In 1989, I was born in Columbus, Wisconsin. A few years later, my family and I moved to Antigo, Wisconsin. Growing up, I enjoyed reading books and playing sports, including playing basketball and football. During my senior year of high school, I was the starting offensive left-tackle on the varsity football team.

After graduating from Antigo High School, I attended Northern Michigan University, where I double majored in economics and political science, with an emphasis in pre-law. During college, I was a representative in student government (ASNMU) where, among other things, I advocated for the creation of a student-run credit union and for the then-judicial branch of student government—the All Student Judiciary, which also adjudicated alleged violations of the university’s student code—to engage in “concrete judicial review” of student governmental action. Later, I introduced legislation to create the ASNMU Constitutional Judiciary which, unlike the All Student Judiciary, would not adjudicate alleged violations of the university’s student code and would instead focus solely on questions of constitutionality under the ASNMU Constitution. My initial efforts eventually culminated in the creation of the ASNMU Judiciary.

Not only was I involved in student government while in college, I also was an opinion columnist, and eventually opinion editor, for the school’s student newspaper, The North Wind. Among other topics I discussed during that time, I wrote about how there are more than enough lawyers for the affluent in this country—but not close to enough lawyers to help those who are among the most economically disadvantaged and vulnerable.

Additionally, I founded the NMU Student Defense Office, a student organization that defended students who requested administrative hearings to challenge university allegations pending against them, including allegations relating to disorderly conduct and possession of controlled substances. Before graduation, I received the 2012 NMU Political Science Outstanding Graduating Senior award.

After graduating magna cum laude from NMU, I attended the University of Wisconsin Law School. During law school, I was an opinion columnist for The Badger Herald, and a managing editor for the Wisconsin Law Review. Additionally, during my third year of law school, I served as an intern to then-Chief Justice of the Wisconsin Supreme Court, Shirley Abrahamson—where I primarily wrote bench memoranda analyzing cases and briefs—and then as an extern at the Criminal Appeals Unit of the Wisconsin Department of Justice—where I primarily conducted research and wrote legal memoranda on criminal law issues.

After graduating from law school, I was a judicial law clerk at the Sauk County Circuit Court for Judge James Evenson, Judge Guy Reynolds, and Judge Michael Screnock.
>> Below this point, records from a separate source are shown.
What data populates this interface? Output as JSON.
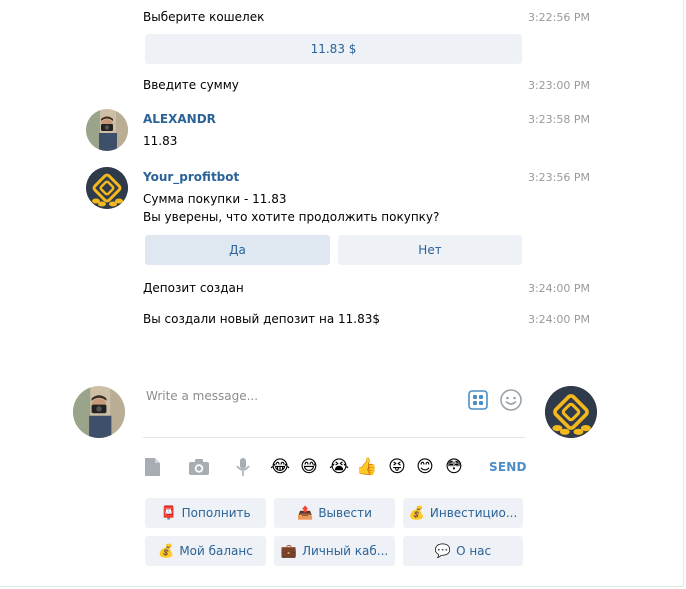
{
  "messages": [
    {
      "text": "Выберите кошелек",
      "time": "3:22:56 PM"
    },
    {
      "button": "11.83 $"
    },
    {
      "text": "Введите сумму",
      "time": "3:23:00 PM"
    },
    {
      "author": "ALEXANDR",
      "text": "11.83",
      "time": "3:23:58 PM"
    },
    {
      "author": "Your_profitbot",
      "line1": "Сумма покупки - 11.83",
      "line2": "Вы уверены, что хотите продолжить покупку?",
      "time": "3:23:56 PM",
      "buttons": [
        "Да",
        "Нет"
      ]
    },
    {
      "text": "Депозит создан",
      "time": "3:24:00 PM"
    },
    {
      "text": "Вы создали новый депозит на 11.83$",
      "time": "3:24:00 PM"
    }
  ],
  "composer": {
    "placeholder": "Write a message...",
    "send_label": "SEND",
    "emojis": [
      "😂",
      "😅",
      "😭",
      "👍",
      "😝",
      "😊",
      "😳"
    ]
  },
  "keyboard": [
    {
      "icon": "📮",
      "label": "Пополнить"
    },
    {
      "icon": "📤",
      "label": "Вывести"
    },
    {
      "icon": "💰",
      "label": "Инвестицио..."
    },
    {
      "icon": "💰",
      "label": "Мой баланс"
    },
    {
      "icon": "💼",
      "label": "Личный каб..."
    },
    {
      "icon": "💬",
      "label": "О нас"
    }
  ],
  "colors": {
    "accent": "#2b6297",
    "button_bg": "#eef2f6",
    "send": "#4a8ec7",
    "bot_avatar_bg": "#2f3a4a",
    "bot_avatar_gold": "#f2b81c"
  }
}
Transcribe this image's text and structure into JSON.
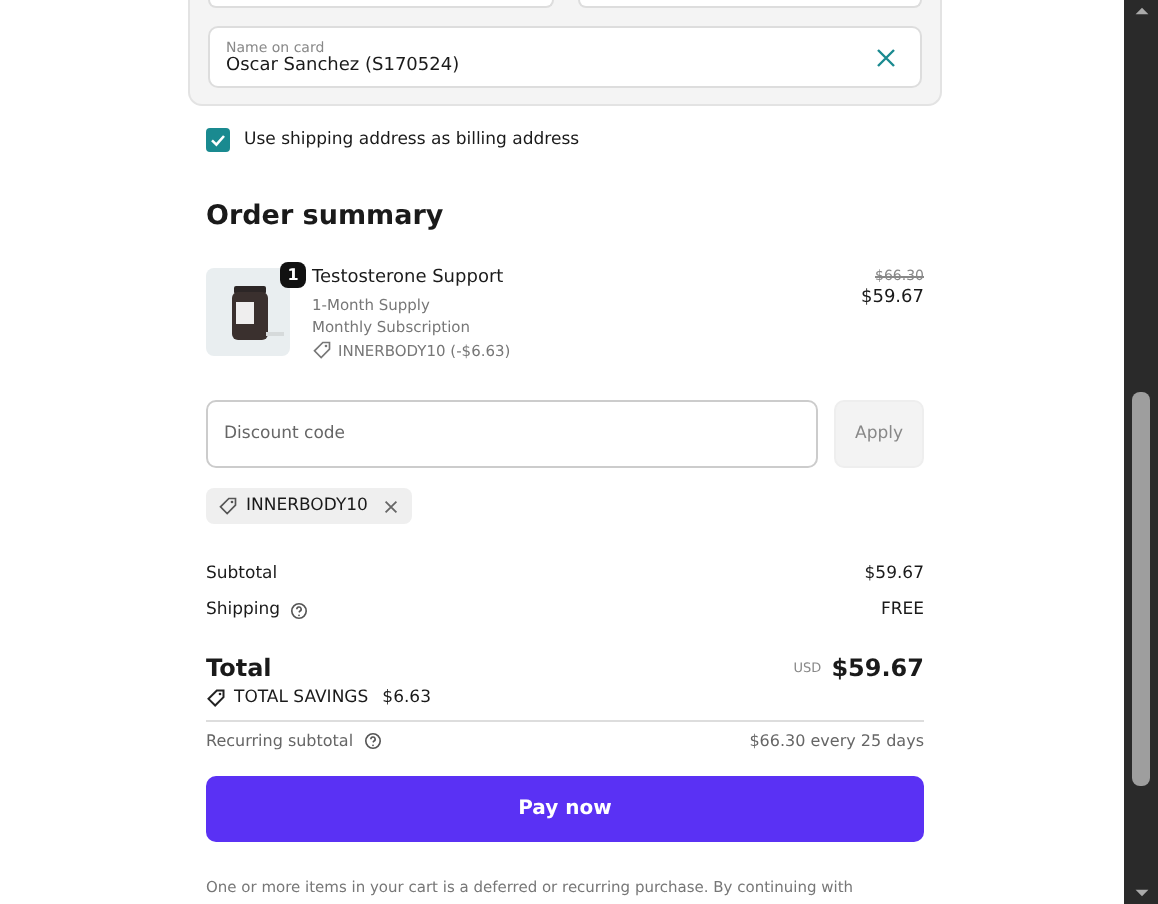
{
  "name_on_card": {
    "label": "Name on card",
    "value": "Oscar Sanchez (S170524)"
  },
  "billing_checkbox": {
    "label": "Use shipping address as billing address",
    "checked": true
  },
  "order_summary": {
    "title": "Order summary",
    "items": [
      {
        "quantity": "1",
        "name": "Testosterone Support",
        "details": [
          "1-Month Supply",
          "Monthly Subscription"
        ],
        "discount": "INNERBODY10 (-$6.63)",
        "original_price": "$66.30",
        "price": "$59.67"
      }
    ]
  },
  "discount": {
    "placeholder": "Discount code",
    "button": "Apply",
    "applied_codes": [
      "INNERBODY10"
    ]
  },
  "lines": [
    {
      "label": "Subtotal",
      "value": "$59.67",
      "info": false
    },
    {
      "label": "Shipping",
      "value": "FREE",
      "info": true
    }
  ],
  "total": {
    "label": "Total",
    "currency": "USD",
    "value": "$59.67",
    "savings_label": "TOTAL SAVINGS",
    "savings_value": "$6.63"
  },
  "recurring": {
    "label": "Recurring subtotal",
    "value": "$66.30 every 25 days"
  },
  "pay_button": "Pay now",
  "footnote": "One or more items in your cart is a deferred or recurring purchase. By continuing with"
}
I subsequently served one term as a judicial law clerk for Wisconsin Court of Appeals Judge Mark A. Seidl in Wausau, Wisconsin.

After completing these judicial clerkships, I searched for permanent employment as an attorney. During this search, I filed an administrative rule petition and accompanying memorandum with the Wisconsin Supreme Court to reform the illegal and intrusive process Wisconsin utilized when evaluating prospective lawyers’ character and fitness to practice law—a process which contravened federal regulations promulgated pursuant to the Americans with Disabilities Act. As I explained separately in a blogpost at the time, the impetus for filing the petition was my personal and negative experience of being required to describe my treated mental disorders, including complex post-traumatic stress disorder, to state board of bar examiners—solely on the basis of my status of having mental disorders, and without regard to how those mental disorders actually affected my ability to practice law in a competent and professional manner. After filing the petition, the state board of bar examiners removed the intrusive questions and, as my memorandum implicitly suggested, focused instead on a prospective lawyer’s conduct, rather than a prospective lawyer’s mental health status, when evaluating his or her character and fitness to practice law.

After succeeding in changing Wisconsin’s illegal process of evaluating prospective lawyers’ character and fitness to practice law, I served as a staff attorney at the Dane County Circuit Court for Judge William Hanrahan, Judge Ellen Berz, Judge Everett Mitchell, and Judge John Hyland. During that time period, I testified before the Dane County Board of Supervisors’ Public Protection and Judiciary Committee about inadequate staffing levels—not only at the Dane County Circuit Court, but throughout the Wisconsin court system as a whole. After serving as a staff attorney at the Dane County Circuit Court, I subsequently started a solo law practice, specializing in criminal defense and appellate law.